Two Aspects of Graph Neural Networks and Hyperbolic Geometry

Graph neural networks have two different data modes - the feature vectors and the graph structure. In this talk, we explore the interaction between hyperbolic geometry and the two different data formats.

For the feature vectors, we explore the effect of geometry on the performance of three types of GNNs for node classification and link prediction. To do so, we propose a family of mixed geometry GNNs with Hyperbolic and Euclidean components that can be trained jointly. We compare the performance of our mixed geometry models against their Euclidean and Hyperbolic counterparts across various datasets. We see that the mixed geometry models have the best performance for node classification, while the Hyperbolic models have the best performance for link prediction. Further, we see that for node classification, the choice of architecture had a more significant impact on the performance than the choice of geometry. Whereas for link prediction, the choice of geometry had a much more significant impact than the choice of architecture.

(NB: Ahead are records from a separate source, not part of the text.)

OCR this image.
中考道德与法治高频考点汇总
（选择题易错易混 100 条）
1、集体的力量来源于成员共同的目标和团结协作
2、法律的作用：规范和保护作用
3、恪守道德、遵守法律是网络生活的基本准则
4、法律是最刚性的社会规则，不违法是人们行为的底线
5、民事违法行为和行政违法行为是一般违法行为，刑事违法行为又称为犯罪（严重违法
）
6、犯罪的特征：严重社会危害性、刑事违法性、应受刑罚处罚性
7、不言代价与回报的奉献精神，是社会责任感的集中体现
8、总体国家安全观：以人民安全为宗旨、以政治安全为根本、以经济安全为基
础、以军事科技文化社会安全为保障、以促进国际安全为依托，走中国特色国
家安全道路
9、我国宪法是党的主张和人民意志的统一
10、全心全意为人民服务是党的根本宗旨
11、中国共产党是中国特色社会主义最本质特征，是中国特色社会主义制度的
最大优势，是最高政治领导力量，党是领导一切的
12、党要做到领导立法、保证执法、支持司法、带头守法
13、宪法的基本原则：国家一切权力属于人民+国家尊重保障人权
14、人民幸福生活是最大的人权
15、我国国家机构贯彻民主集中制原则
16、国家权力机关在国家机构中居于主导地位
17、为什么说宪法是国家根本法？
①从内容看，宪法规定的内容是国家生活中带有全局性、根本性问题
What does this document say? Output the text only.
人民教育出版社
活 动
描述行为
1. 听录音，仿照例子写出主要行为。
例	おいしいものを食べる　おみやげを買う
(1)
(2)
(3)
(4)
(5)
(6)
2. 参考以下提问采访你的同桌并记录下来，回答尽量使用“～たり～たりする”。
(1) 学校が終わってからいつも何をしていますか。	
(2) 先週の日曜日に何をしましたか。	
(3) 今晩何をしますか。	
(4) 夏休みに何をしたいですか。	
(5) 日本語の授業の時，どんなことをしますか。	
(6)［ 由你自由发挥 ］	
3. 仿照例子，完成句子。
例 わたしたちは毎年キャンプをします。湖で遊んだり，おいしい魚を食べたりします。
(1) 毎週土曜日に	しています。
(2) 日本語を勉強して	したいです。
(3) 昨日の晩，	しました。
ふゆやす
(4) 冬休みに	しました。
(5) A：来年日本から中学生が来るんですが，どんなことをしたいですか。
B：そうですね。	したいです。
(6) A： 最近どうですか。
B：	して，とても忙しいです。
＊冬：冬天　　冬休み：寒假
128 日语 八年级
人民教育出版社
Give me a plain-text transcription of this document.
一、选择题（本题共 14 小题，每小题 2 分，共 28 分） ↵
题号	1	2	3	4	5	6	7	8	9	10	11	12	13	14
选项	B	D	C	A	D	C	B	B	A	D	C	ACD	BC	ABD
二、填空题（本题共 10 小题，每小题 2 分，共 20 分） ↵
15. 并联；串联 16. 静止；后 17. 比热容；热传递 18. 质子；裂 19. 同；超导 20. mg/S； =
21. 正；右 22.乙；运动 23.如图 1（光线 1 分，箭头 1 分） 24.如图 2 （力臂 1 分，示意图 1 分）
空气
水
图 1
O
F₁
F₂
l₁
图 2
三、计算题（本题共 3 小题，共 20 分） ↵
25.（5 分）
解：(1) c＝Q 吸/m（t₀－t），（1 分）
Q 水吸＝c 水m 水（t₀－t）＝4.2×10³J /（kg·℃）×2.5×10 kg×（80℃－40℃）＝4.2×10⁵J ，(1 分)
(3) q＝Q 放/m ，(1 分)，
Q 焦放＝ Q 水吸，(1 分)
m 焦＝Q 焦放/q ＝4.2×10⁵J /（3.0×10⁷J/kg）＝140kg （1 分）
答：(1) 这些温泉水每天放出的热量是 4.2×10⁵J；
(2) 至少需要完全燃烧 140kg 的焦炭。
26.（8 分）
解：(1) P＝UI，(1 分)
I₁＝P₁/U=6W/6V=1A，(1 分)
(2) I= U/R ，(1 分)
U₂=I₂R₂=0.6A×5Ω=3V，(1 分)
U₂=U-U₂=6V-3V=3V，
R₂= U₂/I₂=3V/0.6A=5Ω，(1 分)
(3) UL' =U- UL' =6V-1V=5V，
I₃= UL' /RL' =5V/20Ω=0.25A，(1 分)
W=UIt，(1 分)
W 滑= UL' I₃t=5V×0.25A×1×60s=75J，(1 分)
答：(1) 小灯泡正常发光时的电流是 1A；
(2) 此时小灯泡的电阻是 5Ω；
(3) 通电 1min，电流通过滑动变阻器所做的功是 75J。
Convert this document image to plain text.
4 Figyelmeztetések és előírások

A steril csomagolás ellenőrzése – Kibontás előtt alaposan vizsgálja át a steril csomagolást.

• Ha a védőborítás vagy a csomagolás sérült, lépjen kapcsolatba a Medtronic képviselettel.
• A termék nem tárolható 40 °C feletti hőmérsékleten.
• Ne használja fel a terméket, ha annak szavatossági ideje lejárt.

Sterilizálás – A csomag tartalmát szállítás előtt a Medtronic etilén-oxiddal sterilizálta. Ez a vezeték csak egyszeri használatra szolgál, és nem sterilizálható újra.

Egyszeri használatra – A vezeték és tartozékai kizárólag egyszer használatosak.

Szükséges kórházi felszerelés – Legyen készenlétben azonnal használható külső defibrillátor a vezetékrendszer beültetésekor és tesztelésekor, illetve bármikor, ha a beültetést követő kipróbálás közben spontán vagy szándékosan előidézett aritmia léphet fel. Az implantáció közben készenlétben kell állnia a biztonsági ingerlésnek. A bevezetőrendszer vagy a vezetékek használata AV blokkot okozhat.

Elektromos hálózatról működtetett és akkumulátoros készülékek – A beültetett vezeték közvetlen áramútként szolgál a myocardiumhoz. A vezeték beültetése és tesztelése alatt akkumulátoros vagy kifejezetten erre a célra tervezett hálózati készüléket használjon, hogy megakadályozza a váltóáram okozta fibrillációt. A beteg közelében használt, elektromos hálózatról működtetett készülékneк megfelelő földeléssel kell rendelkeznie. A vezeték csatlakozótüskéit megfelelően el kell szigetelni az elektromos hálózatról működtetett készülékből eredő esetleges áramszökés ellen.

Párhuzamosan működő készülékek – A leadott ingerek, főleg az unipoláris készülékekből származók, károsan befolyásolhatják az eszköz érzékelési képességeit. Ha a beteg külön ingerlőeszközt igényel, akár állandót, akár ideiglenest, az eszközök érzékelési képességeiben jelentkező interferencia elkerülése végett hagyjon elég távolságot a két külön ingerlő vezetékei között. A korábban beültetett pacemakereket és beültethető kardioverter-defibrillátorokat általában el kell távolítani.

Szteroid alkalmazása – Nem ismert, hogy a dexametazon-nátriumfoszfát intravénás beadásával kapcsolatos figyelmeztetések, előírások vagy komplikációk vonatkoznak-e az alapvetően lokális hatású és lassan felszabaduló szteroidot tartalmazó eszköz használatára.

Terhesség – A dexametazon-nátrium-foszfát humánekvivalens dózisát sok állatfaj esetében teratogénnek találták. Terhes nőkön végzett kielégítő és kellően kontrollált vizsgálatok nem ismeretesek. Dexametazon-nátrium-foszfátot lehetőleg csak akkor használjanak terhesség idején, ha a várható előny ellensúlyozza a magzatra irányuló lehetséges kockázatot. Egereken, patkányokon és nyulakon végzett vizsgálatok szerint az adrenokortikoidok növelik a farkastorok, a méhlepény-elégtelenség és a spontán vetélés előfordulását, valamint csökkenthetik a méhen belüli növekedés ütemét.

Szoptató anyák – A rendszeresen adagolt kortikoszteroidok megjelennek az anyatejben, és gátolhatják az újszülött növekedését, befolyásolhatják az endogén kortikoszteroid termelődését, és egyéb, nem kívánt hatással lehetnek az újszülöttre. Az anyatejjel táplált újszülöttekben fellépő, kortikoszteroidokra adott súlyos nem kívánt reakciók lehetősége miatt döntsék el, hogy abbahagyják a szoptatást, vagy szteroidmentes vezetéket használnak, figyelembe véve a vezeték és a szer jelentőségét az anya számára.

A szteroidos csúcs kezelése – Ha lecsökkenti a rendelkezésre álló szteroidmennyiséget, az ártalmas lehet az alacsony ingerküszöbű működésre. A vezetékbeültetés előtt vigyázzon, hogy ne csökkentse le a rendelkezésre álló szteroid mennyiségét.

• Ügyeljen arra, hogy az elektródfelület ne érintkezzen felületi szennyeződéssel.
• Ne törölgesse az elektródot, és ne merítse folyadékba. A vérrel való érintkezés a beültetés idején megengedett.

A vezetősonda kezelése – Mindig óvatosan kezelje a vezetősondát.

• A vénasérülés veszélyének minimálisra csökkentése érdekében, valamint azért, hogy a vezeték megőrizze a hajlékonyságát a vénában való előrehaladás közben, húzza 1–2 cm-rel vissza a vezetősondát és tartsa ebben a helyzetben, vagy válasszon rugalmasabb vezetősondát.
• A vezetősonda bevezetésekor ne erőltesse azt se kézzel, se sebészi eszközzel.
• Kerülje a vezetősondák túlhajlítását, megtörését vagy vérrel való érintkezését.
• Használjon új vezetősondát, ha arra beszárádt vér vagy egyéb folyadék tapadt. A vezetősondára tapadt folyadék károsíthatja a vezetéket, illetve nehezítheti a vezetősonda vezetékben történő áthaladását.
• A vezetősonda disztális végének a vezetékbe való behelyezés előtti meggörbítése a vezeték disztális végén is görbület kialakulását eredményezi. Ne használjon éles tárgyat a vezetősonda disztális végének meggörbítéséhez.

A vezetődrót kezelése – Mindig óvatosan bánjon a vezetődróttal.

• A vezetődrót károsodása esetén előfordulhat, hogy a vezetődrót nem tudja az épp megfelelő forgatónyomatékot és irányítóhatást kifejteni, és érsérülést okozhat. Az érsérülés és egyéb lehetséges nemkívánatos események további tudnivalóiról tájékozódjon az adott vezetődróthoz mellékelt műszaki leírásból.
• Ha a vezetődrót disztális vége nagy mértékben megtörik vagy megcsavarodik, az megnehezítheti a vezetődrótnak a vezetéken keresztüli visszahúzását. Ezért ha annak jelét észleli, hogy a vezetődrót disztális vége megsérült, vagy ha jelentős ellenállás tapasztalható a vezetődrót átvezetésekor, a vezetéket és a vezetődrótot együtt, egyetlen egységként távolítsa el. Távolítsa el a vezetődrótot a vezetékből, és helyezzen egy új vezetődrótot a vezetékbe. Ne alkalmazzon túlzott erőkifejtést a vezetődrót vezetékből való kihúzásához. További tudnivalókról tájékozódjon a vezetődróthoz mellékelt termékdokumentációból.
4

For the graph structure, we study the problem of oversquashing. We use ideas from geometric group theory to present RelWire, a rewiring technique based on the geometry of the graph. We derive topological connections for RelWire. We then rewire different real-world molecule datasets and show that RelWire is Pareto optimal: it has the best balance between improvement in eigengap and commute times and minimizing changes in the topology of the underlying graph.